The first concrete steps toward emancipation in revolutionary America were “freedom petitions”—arguments for liberty presented to New England’s courts and legislatures in the early 1770s by enslaved African-Americans. How, one such petition asked, could America “seek release from English tyranny and not seek the same for disadvantaged Africans in her midst?” Some slaves sued in court for being “illegally detained in slavery.” The turmoil of war offered other avenues to freedom. Many slaves ran away from their masters and tried to pass as freeborn. The number of fugitive slave advertisements in colonial newspapers rose dramatically in the 1770s and 1780s.

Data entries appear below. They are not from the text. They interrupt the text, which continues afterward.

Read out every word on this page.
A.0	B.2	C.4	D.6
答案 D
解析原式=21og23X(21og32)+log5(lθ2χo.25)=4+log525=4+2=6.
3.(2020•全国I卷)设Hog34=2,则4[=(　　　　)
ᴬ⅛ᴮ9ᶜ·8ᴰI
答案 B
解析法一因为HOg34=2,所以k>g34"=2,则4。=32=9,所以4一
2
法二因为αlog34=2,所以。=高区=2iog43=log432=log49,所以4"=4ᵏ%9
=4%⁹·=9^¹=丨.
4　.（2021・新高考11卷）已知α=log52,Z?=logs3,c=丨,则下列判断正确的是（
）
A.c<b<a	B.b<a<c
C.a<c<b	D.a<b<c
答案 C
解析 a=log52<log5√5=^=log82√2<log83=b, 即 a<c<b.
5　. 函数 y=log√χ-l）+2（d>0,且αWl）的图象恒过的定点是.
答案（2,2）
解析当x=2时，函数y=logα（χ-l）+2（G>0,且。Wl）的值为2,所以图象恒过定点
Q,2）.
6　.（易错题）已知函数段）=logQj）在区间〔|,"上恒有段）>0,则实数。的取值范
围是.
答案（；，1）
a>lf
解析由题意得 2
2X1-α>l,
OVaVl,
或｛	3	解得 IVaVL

As one owner put it in accounting for his slave Jim’s escape, “I believe he has nothing in view but freedom.”

In 1776, the year of American independence, Lemuel Haynes, a black member of the Massachusetts militia and later a celebrated minister, urged that Americans “extend” their conception of freedom. If liberty were truly “an innate principle” for all mankind, Haynes insisted, “even an African [had] as equally good a right to his liberty in common with Englishmen.” Throughout the revolutionary period, petitions, pamphlets, and sermons by blacks expressed “astonishment” that white patriots failed to realize that “every principle from which America has acted” demanded emancipation. Blacks sought to make white Americans understand slavery as a concrete reality—the denial of all the essential elements of freedom—not merely as a metaphor for the loss of political self-determination. Petitioning for their freedom in 1773, a group of New England slaves exclaimed, “We have no property! We have no wives! No children! We have no city! No country!”

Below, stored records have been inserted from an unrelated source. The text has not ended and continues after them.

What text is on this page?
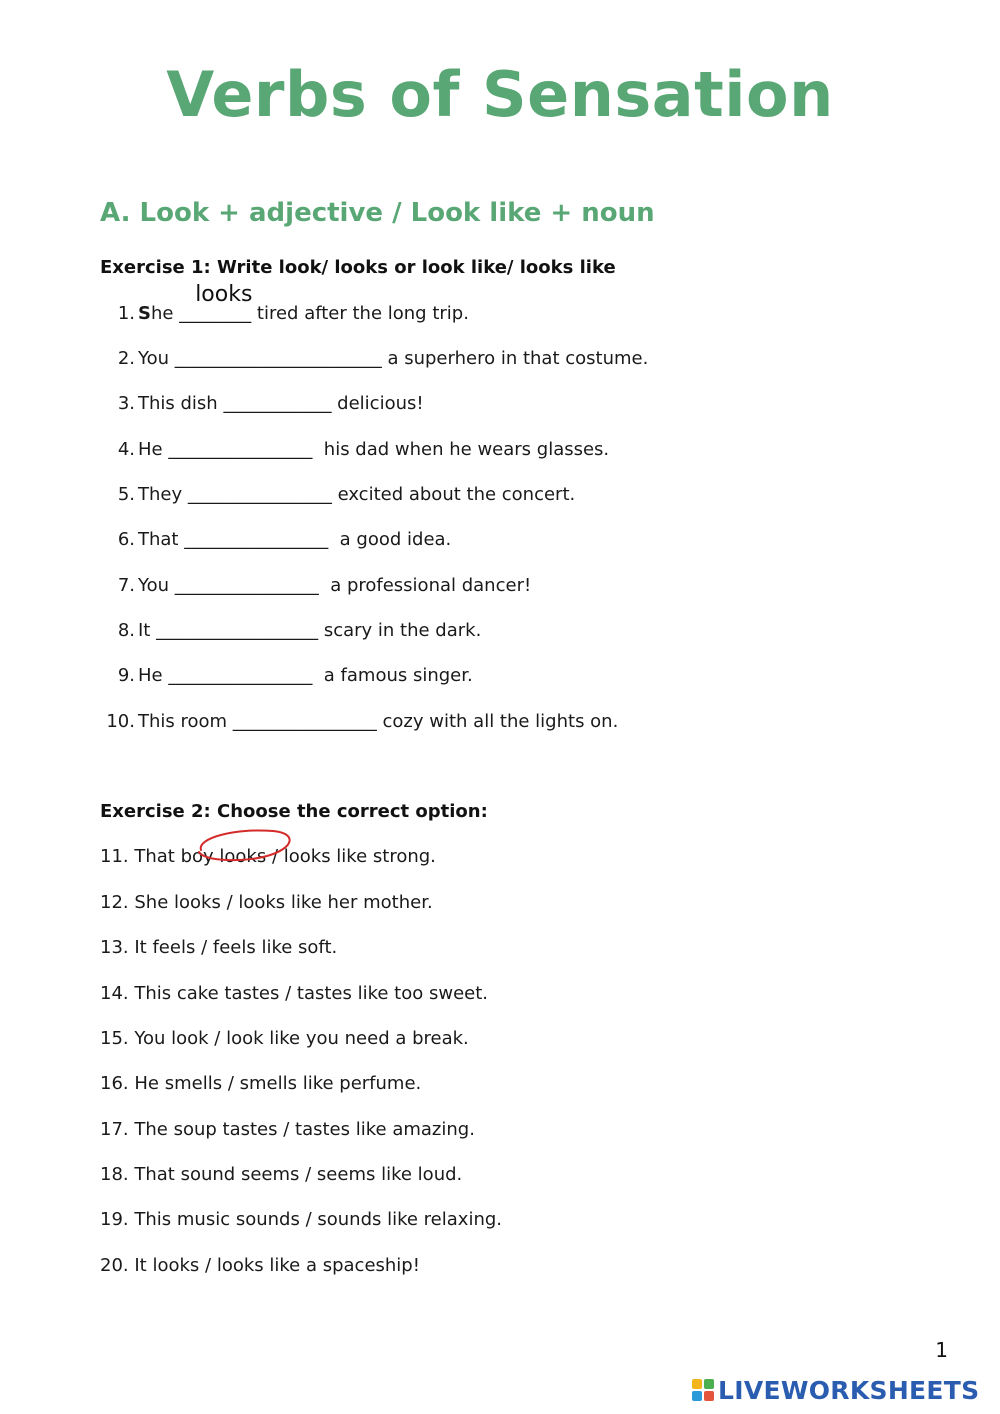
Verbs of Sensation
A. Look + adjective / Look like + noun

Exercise 1: Write look/ looks or look like/ looks like

1. She ________
looks
tired after the long trip.
2. You _______________________ a superhero in that costume.
3. This dish ____________ delicious!
4. He ________________  his dad when he wears glasses.
5. They ________________ excited about the concert.
6. That ________________  a good idea.
7. You ________________  a professional dancer!
8. It __________________ scary in the dark.
9. He ________________  a famous singer.
10. This room ________________ cozy with all the lights on.

Exercise 2: Choose the correct option:

11. That boy looks / looks like strong.
12. She looks / looks like her mother.
13. It feels / feels like soft.
14. This cake tastes / tastes like too sweet.
15. You look / look like you need a break.
16. He smells / smells like perfume.
17. The soup tastes / tastes like amazing.
18. That sound seems / seems like loud.
19. This music sounds / sounds like relaxing.
20. It looks / looks like a spaceship!
1
LIVEWORKSHEETS
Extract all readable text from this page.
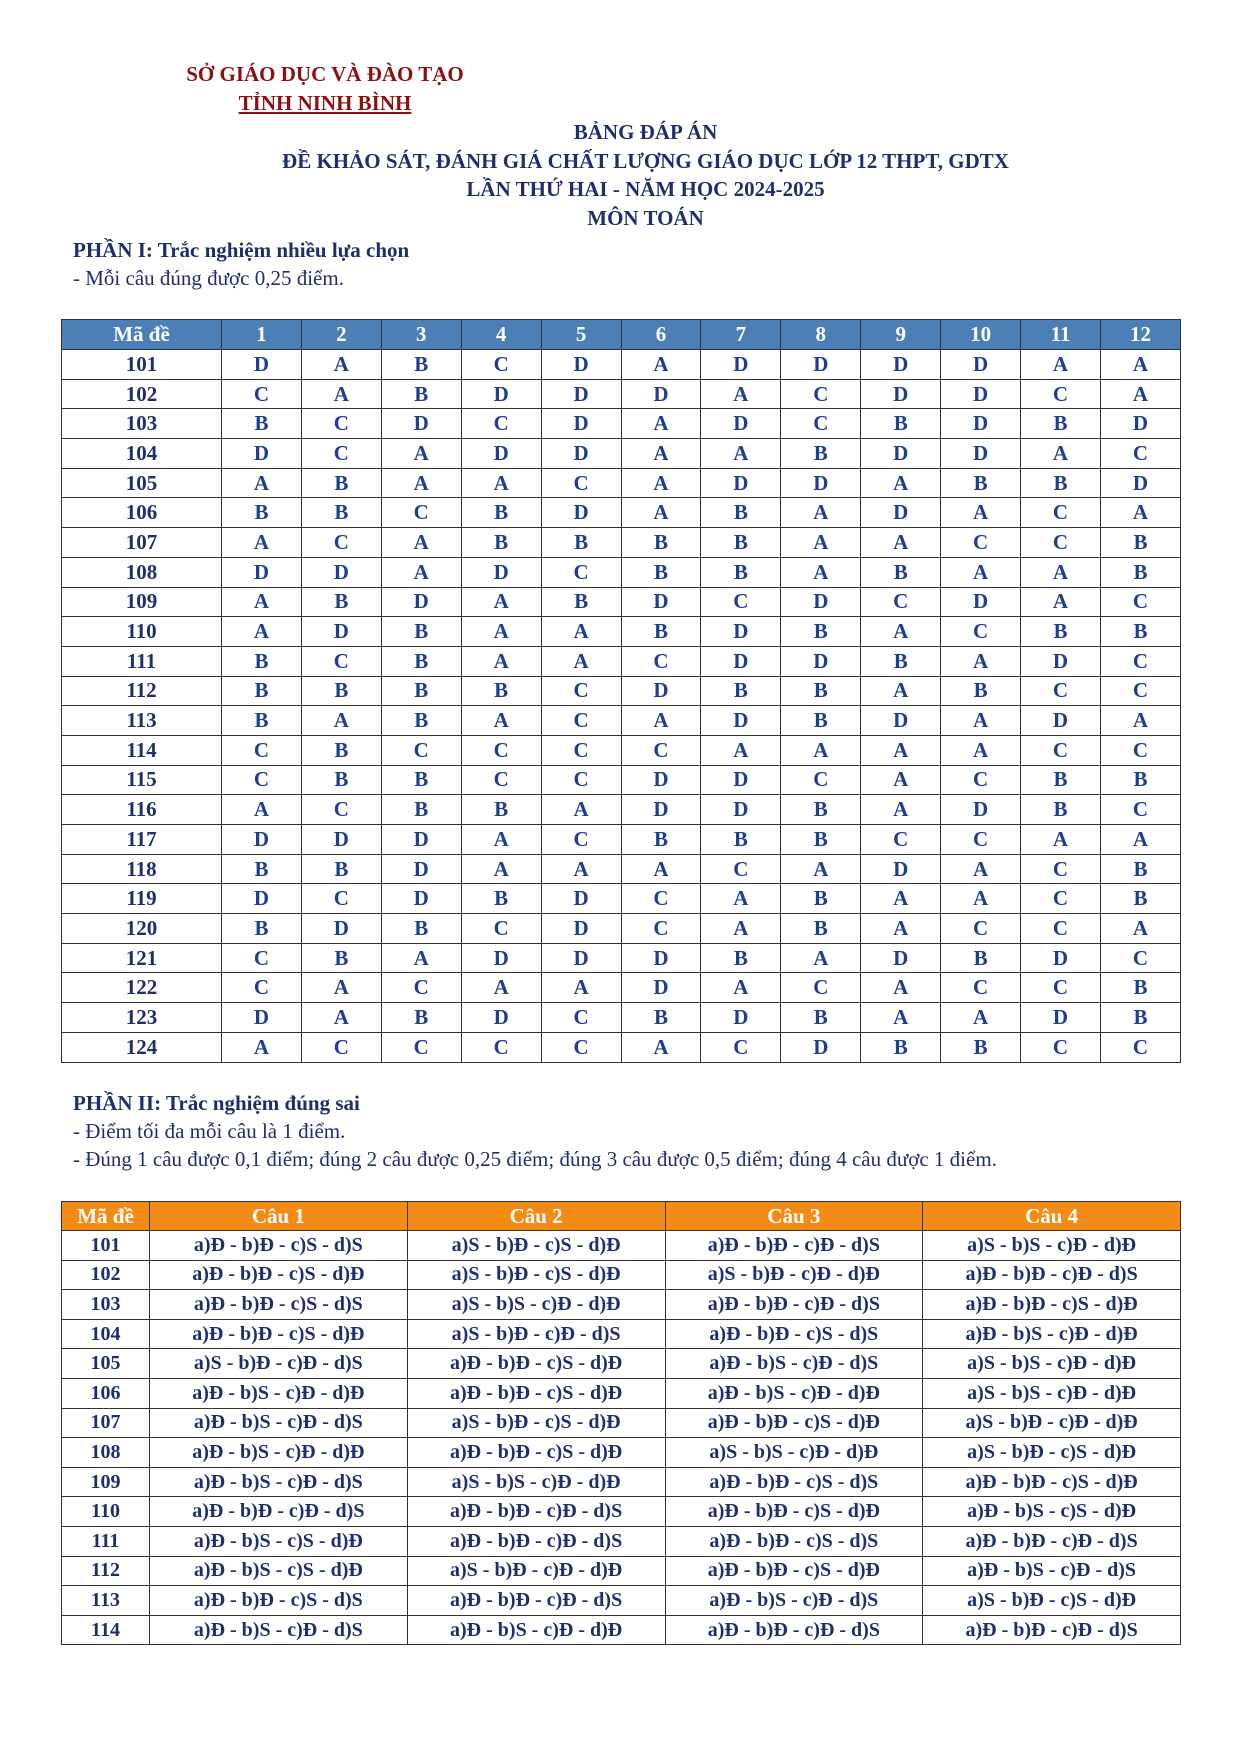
SỞ GIÁO DỤC VÀ ĐÀO TẠO
TỈNH NINH BÌNH
BẢNG ĐÁP ÁN
ĐỀ KHẢO SÁT, ĐÁNH GIÁ CHẤT LƯỢNG GIÁO DỤC LỚP 12 THPT, GDTX
LẦN THỨ HAI - NĂM HỌC 2024-2025
MÔN TOÁN
PHẦN I: Trắc nghiệm nhiều lựa chọn
- Mỗi câu đúng được 0,25 điểm.
Mã đề	1	2	3	4	5	6	7	8	9	10	11	12
101	D	A	B	C	D	A	D	D	D	D	A	A
102	C	A	B	D	D	D	A	C	D	D	C	A
103	B	C	D	C	D	A	D	C	B	D	B	D
104	D	C	A	D	D	A	A	B	D	D	A	C
105	A	B	A	A	C	A	D	D	A	B	B	D
106	B	B	C	B	D	A	B	A	D	A	C	A
107	A	C	A	B	B	B	B	A	A	C	C	B
108	D	D	A	D	C	B	B	A	B	A	A	B
109	A	B	D	A	B	D	C	D	C	D	A	C
110	A	D	B	A	A	B	D	B	A	C	B	B
111	B	C	B	A	A	C	D	D	B	A	D	C
112	B	B	B	B	C	D	B	B	A	B	C	C
113	B	A	B	A	C	A	D	B	D	A	D	A
114	C	B	C	C	C	C	A	A	A	A	C	C
115	C	B	B	C	C	D	D	C	A	C	B	B
116	A	C	B	B	A	D	D	B	A	D	B	C
117	D	D	D	A	C	B	B	B	C	C	A	A
118	B	B	D	A	A	A	C	A	D	A	C	B
119	D	C	D	B	D	C	A	B	A	A	C	B
120	B	D	B	C	D	C	A	B	A	C	C	A
121	C	B	A	D	D	D	B	A	D	B	D	C
122	C	A	C	A	A	D	A	C	A	C	C	B
123	D	A	B	D	C	B	D	B	A	A	D	B
124	A	C	C	C	C	A	C	D	B	B	C	C
PHẦN II: Trắc nghiệm đúng sai
- Điểm tối đa mỗi câu là 1 điểm.
- Đúng 1 câu được 0,1 điểm; đúng 2 câu được 0,25 điểm; đúng 3 câu được 0,5 điểm; đúng 4 câu được 1 điểm.
Mã đề	Câu 1	Câu 2	Câu 3	Câu 4
101	a)Đ - b)Đ - c)S - d)S	a)S - b)Đ - c)S - d)Đ	a)Đ - b)Đ - c)Đ - d)S	a)S - b)S - c)Đ - d)Đ
102	a)Đ - b)Đ - c)S - d)Đ	a)S - b)Đ - c)S - d)Đ	a)S - b)Đ - c)Đ - d)Đ	a)Đ - b)Đ - c)Đ - d)S
103	a)Đ - b)Đ - c)S - d)S	a)S - b)S - c)Đ - d)Đ	a)Đ - b)Đ - c)Đ - d)S	a)Đ - b)Đ - c)S - d)Đ
104	a)Đ - b)Đ - c)S - d)Đ	a)S - b)Đ - c)Đ - d)S	a)Đ - b)Đ - c)S - d)S	a)Đ - b)S - c)Đ - d)Đ
105	a)S - b)Đ - c)Đ - d)S	a)Đ - b)Đ - c)S - d)Đ	a)Đ - b)S - c)Đ - d)S	a)S - b)S - c)Đ - d)Đ
106	a)Đ - b)S - c)Đ - d)Đ	a)Đ - b)Đ - c)S - d)Đ	a)Đ - b)S - c)Đ - d)Đ	a)S - b)S - c)Đ - d)Đ
107	a)Đ - b)S - c)Đ - d)S	a)S - b)Đ - c)S - d)Đ	a)Đ - b)Đ - c)S - d)Đ	a)S - b)Đ - c)Đ - d)Đ
108	a)Đ - b)S - c)Đ - d)Đ	a)Đ - b)Đ - c)S - d)Đ	a)S - b)S - c)Đ - d)Đ	a)S - b)Đ - c)S - d)Đ
109	a)Đ - b)S - c)Đ - d)S	a)S - b)S - c)Đ - d)Đ	a)Đ - b)Đ - c)S - d)S	a)Đ - b)Đ - c)S - d)Đ
110	a)Đ - b)Đ - c)Đ - d)S	a)Đ - b)Đ - c)Đ - d)S	a)Đ - b)Đ - c)S - d)Đ	a)Đ - b)S - c)S - d)Đ
111	a)Đ - b)S - c)S - d)Đ	a)Đ - b)Đ - c)Đ - d)S	a)Đ - b)Đ - c)S - d)S	a)Đ - b)Đ - c)Đ - d)S
112	a)Đ - b)S - c)S - d)Đ	a)S - b)Đ - c)Đ - d)Đ	a)Đ - b)Đ - c)S - d)Đ	a)Đ - b)S - c)Đ - d)S
113	a)Đ - b)Đ - c)S - d)S	a)Đ - b)Đ - c)Đ - d)S	a)Đ - b)S - c)Đ - d)S	a)S - b)Đ - c)S - d)Đ
114	a)Đ - b)S - c)Đ - d)S	a)Đ - b)S - c)Đ - d)Đ	a)Đ - b)Đ - c)Đ - d)S	a)Đ - b)Đ - c)Đ - d)S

A portrait of the poet Phillis Wheatley (1753-1784).

Most slaves of the revolutionary era were only one or two generations removed from Africa. They did not need the ideology of the Revolution to persuade them that freedom was a birthright—the experience of their parents and grandparents suggested as much. “My love of freedom,” wrote the black poet Phillis Wheatley in 1783, arose from the “cruel fate” of being “snatch’d from Afric’s” shore. Brought as a slave to Boston in 1761, Wheatley learned to read and published her first poem in a New England newspaper in 1765, when she was around twelve years old. The fact that a volume of her poems had to be printed with a testimonial from prominent citizens, including patriot leader John Hancock, affirming that she was in fact the author, illustrates that many whites found it difficult to accept the idea of blacks’ intellectual ability. Yet by invoking the Revolution’s ideology of liberty to demand their own rights and by defining freedom as a universal entitlement, blacks demonstrated how American they had become, even as they sought to redefine what American freedom in fact represented.